I don’t have an opinion on how other people should share their experiences, and I am a strong believer in people owning the things that have happened to them, sometimes that is the only way that their power can be redressed.

I have never considered myself defined by my adopted status- although if I did I don’t see that there would be a problem in that- what I do recognise- as lots of adopted people do- is that I am indelibly changed by the experience of having been adopted, the ‘sliding doors’ effect if you will.

I could have remained in my birth family, I could have been adopted by any number of other families, I could have been brought up in the care system. The possibilities are many. For non- adopted people (because is there a word for them? birth children? families of known origin? the norm?…) I suppose there aren’t all of those possibilities because they were born and kept.

Imagine being told you were a mistake, or an accident or that your mother had tried to abort you.
For me, being adopted is kind of like knowing all of those things, all at once. And that’s ok, because the flip side of that is that if I hadn’t been adopted I wouldn’t be where I am now – which is a pretty good place. I am fortunate and grateful for the family that I now have.
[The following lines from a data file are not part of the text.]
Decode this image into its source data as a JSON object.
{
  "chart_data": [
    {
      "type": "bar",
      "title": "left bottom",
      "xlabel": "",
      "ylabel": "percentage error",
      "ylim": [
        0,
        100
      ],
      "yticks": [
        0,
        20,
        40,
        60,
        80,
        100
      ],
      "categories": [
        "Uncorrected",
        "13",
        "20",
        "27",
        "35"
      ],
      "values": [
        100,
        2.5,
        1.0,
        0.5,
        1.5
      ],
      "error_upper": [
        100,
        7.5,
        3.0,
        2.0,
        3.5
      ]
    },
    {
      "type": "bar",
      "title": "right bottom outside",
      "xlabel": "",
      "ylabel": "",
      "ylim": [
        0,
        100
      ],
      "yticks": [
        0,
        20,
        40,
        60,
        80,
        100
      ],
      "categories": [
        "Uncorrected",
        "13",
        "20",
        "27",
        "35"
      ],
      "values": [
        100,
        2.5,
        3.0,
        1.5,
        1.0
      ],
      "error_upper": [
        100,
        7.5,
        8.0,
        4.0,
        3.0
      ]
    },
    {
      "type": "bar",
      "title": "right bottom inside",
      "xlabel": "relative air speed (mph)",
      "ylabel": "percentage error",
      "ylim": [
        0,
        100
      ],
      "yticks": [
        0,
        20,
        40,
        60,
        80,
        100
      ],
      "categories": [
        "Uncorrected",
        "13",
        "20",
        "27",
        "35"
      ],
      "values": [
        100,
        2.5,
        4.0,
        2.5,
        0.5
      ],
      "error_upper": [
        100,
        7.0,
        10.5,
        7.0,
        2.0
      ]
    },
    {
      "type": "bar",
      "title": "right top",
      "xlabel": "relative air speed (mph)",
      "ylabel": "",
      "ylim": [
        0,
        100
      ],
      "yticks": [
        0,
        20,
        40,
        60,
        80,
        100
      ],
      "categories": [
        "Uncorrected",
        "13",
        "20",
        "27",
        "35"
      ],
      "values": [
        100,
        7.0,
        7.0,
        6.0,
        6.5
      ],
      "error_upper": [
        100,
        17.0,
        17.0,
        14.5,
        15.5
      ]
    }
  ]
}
Being adopted has shaped me.

It has impacted my sense of self (including esteem and worth) ,my identity, my relationships, my personality, my interactions, my emotional resilience,my interests, my career, my parenting, my politics and my ability to watch films or programmes containing maternal separation (I think Bambi would destroy me!)

I wrote very early on about adoption running through me like the letters in seaside rock and that’s the only way I can define it. But it still doesn’t define all of me.